Tout cela était prévisible.
En effet, il y a plus de cinquante ans, feu le professeur Yeshayahu Leibowitz, l’un des plus grands sages israéliens, avait prévu qu’après la guerre de 1967, le racisme, la violence et la haine générés par une vision religieuse-messianique d’Israël, et alimentés par l’occupation et la colonisation, conduiraient, selon ses termes, à l’«ascension des judéo-nazis».
Il y a dix ans, un écrivain israélien de premier plan, feu Amos Oz, a qualifié de «néo-nazis hébreux» les violents fanatiques juifs installés illégalement sur les «collines» dans les territoires occupés, qui sont les partisans inconditionnels des ministres du gouvernement actuel et qui organisent des pogroms contre les Palestiniens en Cisjordanie occupée.
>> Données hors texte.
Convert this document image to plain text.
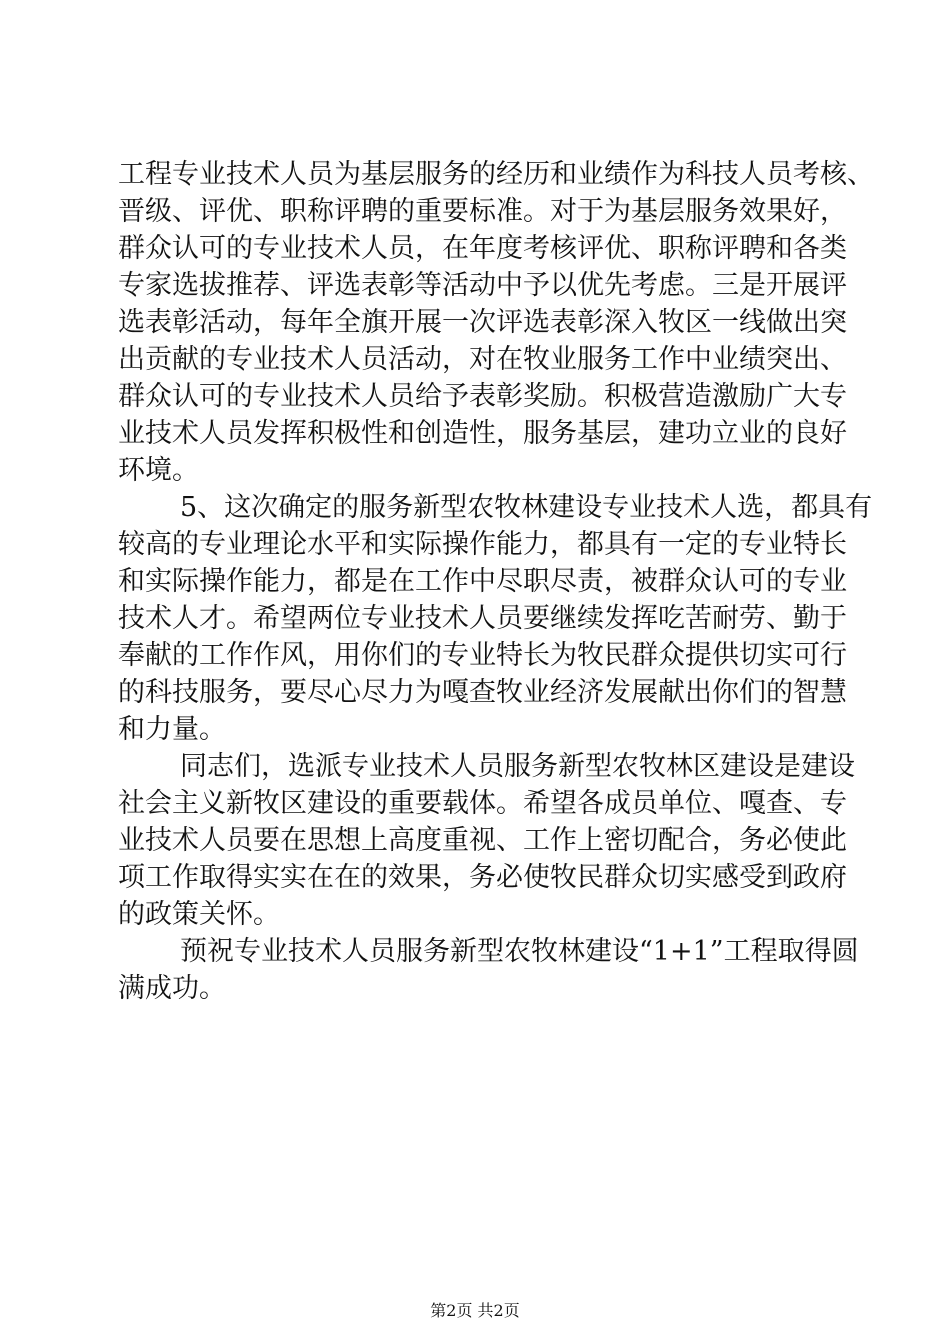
工程专业技术人员为基层服务的经历和业绩作为科技人员考核、
晋级、评优、职称评聘的重要标准。对于为基层服务效果好，
群众认可的专业技术人员，在年度考核评优、职称评聘和各类
专家选拔推荐、评选表彰等活动中予以优先考虑。三是开展评
选表彰活动，每年全旗开展一次评选表彰深入牧区一线做出突
出贡献的专业技术人员活动，对在牧业服务工作中业绩突出、
群众认可的专业技术人员给予表彰奖励。积极营造激励广大专
业技术人员发挥积极性和创造性，服务基层，建功立业的良好
环境。
5、这次确定的服务新型农牧林建设专业技术人选，都具有
较高的专业理论水平和实际操作能力，都具有一定的专业特长
和实际操作能力，都是在工作中尽职尽责，被群众认可的专业
技术人才。希望两位专业技术人员要继续发挥吃苦耐劳、勤于
奉献的工作作风，用你们的专业特长为牧民群众提供切实可行
的科技服务，要尽心尽力为嘎查牧业经济发展献出你们的智慧
和力量。
同志们，选派专业技术人员服务新型农牧林区建设是建设
社会主义新牧区建设的重要载体。希望各成员单位、嘎查、专
业技术人员要在思想上高度重视、工作上密切配合，务必使此
项工作取得实实在在的效果，务必使牧民群众切实感受到政府
的政策关怀。
预祝专业技术人员服务新型农牧林建设“1+1”工程取得圆
满成功。
第2页 共2页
Tout cela soulève la question suivante : pourquoi les Israéliens les plus laïques et les moins fanatiques qui envahissent les rues pour protester ne veulent pas ou ne peuvent pas voir le lien entre le durcissement de l’apartheid et la montée du fascisme messianique ?
En deux mots, beaucoup ne veulent pas et encore plus en sont incapables. Les premiers craignent sans doute que le fait de lier le fascisme à l’apartheid ne fracture le mouvement et n’affaiblisse son élan.
Ils affirment qu’Israël peut et doit être laïque, libéral et démocratique tout en maintenant sa suprématie juive et son occupation oppressive de la Palestine.
À en juger par la composition du parlement israélien, ce camp-là constitue la majorité de l’opposition au gouvernement et il compte de nombreux partisans parmi les hauts gradés de l’armée et les élites du monde des affaires.
Si un autre leader que Netanyahou, dont ils se méfient terriblement, était à la tête du parti de la droite radicale, le Likoud, des partis comme Unité nationale, Yisrael Beytenu et même Yesh Atid auraient pu rejoindre avec enthousiasme un gouvernement de coalition plus laïque dirigé par le Likoud.
Ces partis pourraient d’ailleurs finir par trouver un compromis avec le gouvernement de coalition sur sa proposition de législation visant à sauvegarder quelque peu la liberté des juifs, tout en les laissant poursuivre leur programme raciste à l’égard des Palestiniens en Israël et dans les territoires occupés.
Cela pourrait calmer la situation, mettre fin aux manifestations et rétablir les apparences de la normalité. Pour un temps en tout cas.
Mais ne vous y trompez pas, le génie est sorti de la bouteille et les fanatiques, qui sont passés des marges de la société au centre du pouvoir et qui se nourrissent de conflits et de guerres, ne s’arrêteront pas, quoiqu’il en coûte, tant que leur rédemption messianique ne sera pas accomplie. Et de préférence apocalyptique.
Je ne sais pas où ce violent conflit séculier-religieux finira par conduire Israël. Mais ceux qui, en Occident, sont déterminés à empêcher l’Iran de devenir une puissance nucléaire, devraient commencer par arrêter de soutenir Israël, un État nucléaire de plus en plus fanatique et de plus en plus en guerre contre lui-même.